Both of the approaches we’ve discussed have been implemented with the JUnit library. An implementation agnostic way of filtering test cases is by following a naming convention. For our example, we’ll use UnitTest suffix for unit tests and IntegrationTest for integration tests.

Now we’ll use the Maven Surefire Plugin for executing either the unit tests or the integrations tests:

<plugin>
    <artifactId>maven-surefire-plugin</artifactId>
    <version>2.20.1</version>
    <configuration>
        <excludes>
            **/*IntegrationTest.java
        </excludes>
    </configuration>
</plugin>

The excludes tag here filters all integration tests and executes only the unit tests. Such a configuration would save a considerable amount of build time.

Furthermore, we can execute the Surefire plugin within various Maven profiles with different exclusions or inclusions.

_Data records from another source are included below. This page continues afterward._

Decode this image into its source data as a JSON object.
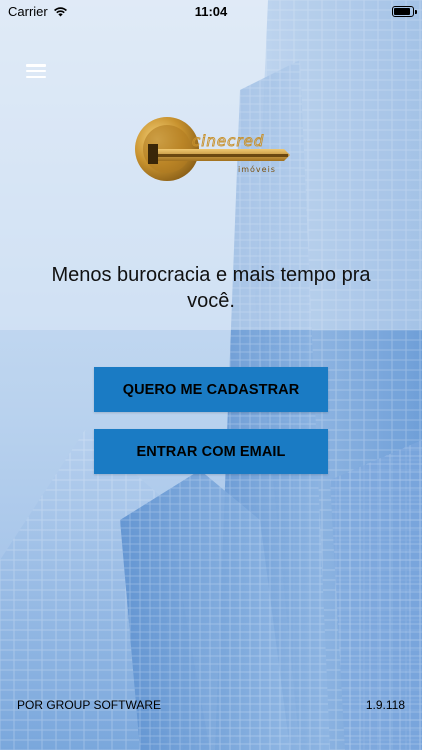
{
  "status_bar": {
    "carrier": "Carrier",
    "time": "11:04",
    "battery_level": 1.0
  },
  "menu": {
    "icon": "hamburger-menu-icon"
  },
  "logo": {
    "brand": "Cinecred",
    "subtitle": "Imóveis"
  },
  "tagline": "Menos burocracia e mais tempo pra você.",
  "buttons": {
    "register_label": "QUERO ME CADASTRAR",
    "login_label": "ENTRAR COM EMAIL"
  },
  "footer": {
    "credit": "POR GROUP SOFTWARE",
    "version": "1.9.118"
  },
  "colors": {
    "button_bg": "#1a7bc4",
    "logo_gold": "#c89a3a"
  }
}
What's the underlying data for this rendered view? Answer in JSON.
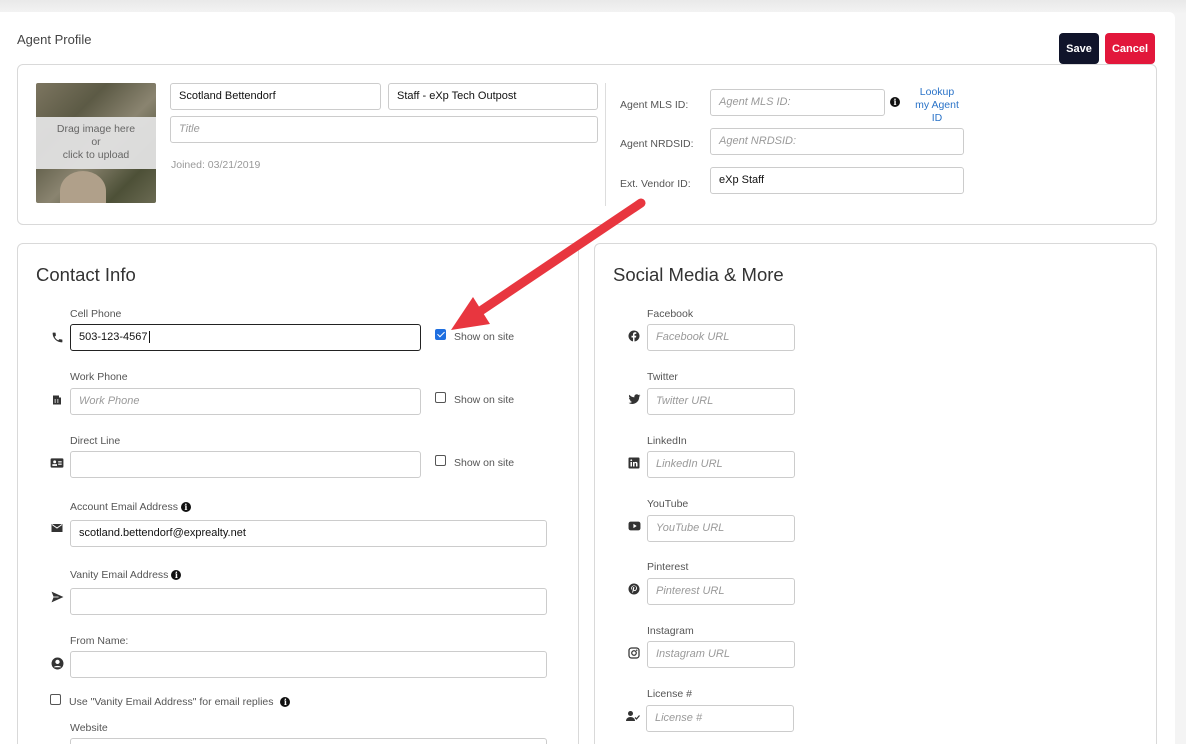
{
  "header": {
    "title": "Agent Profile",
    "save_label": "Save",
    "cancel_label": "Cancel"
  },
  "profile": {
    "photo_hint": [
      "Drag image here",
      "or",
      "click to upload"
    ],
    "name_value": "Scotland Bettendorf",
    "office_value": "Staff - eXp Tech Outpost",
    "title_placeholder": "Title",
    "joined": "Joined: 03/21/2019",
    "mls_label": "Agent MLS ID:",
    "mls_placeholder": "Agent MLS ID:",
    "lookup_link": [
      "Lookup",
      "my Agent",
      "ID"
    ],
    "nrdsid_label": "Agent NRDSID:",
    "nrdsid_placeholder": "Agent NRDSID:",
    "vendor_label": "Ext. Vendor ID:",
    "vendor_value": "eXp Staff"
  },
  "contact": {
    "title": "Contact Info",
    "cell_label": "Cell Phone",
    "cell_value": "503-123-4567",
    "work_label": "Work Phone",
    "work_placeholder": "Work Phone",
    "direct_label": "Direct Line",
    "show_on_site": "Show on site",
    "account_email_label": "Account Email Address",
    "account_email_value": "scotland.bettendorf@exprealty.net",
    "vanity_email_label": "Vanity Email Address",
    "from_name_label": "From Name:",
    "vanity_reply_label": "Use \"Vanity Email Address\" for email replies",
    "website_label": "Website"
  },
  "social": {
    "title": "Social Media & More",
    "facebook_label": "Facebook",
    "facebook_placeholder": "Facebook URL",
    "twitter_label": "Twitter",
    "twitter_placeholder": "Twitter URL",
    "linkedin_label": "LinkedIn",
    "linkedin_placeholder": "LinkedIn URL",
    "youtube_label": "YouTube",
    "youtube_placeholder": "YouTube URL",
    "pinterest_label": "Pinterest",
    "pinterest_placeholder": "Pinterest URL",
    "instagram_label": "Instagram",
    "instagram_placeholder": "Instagram URL",
    "license_label": "License #",
    "license_placeholder": "License #"
  },
  "colors": {
    "save": "#10142a",
    "cancel": "#e2173b",
    "arrow": "#e8363f",
    "link": "#2a73c8",
    "checkbox": "#1f6fe0"
  },
  "icons": [
    "phone-icon",
    "fax-icon",
    "contact-card-icon",
    "envelope-icon",
    "send-icon",
    "user-circle-icon",
    "facebook-icon",
    "twitter-icon",
    "linkedin-icon",
    "youtube-icon",
    "pinterest-icon",
    "instagram-icon",
    "user-check-icon",
    "info-icon"
  ]
}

Although Surefire works well for filtering, it is recommended to use the Failsafe Plugin for executing integration tests in Maven.

5. Conclusion

In this article, we saw a way to tag and filter test cases with JUnit 5. We used the Tag annotation and also saw various ways for filtering the JUnit tests with a specific tag through the IDE or in the build process using Maven.

We also discussed some of the filtering mechanisms before JUnit 5.

All examples are available at Github.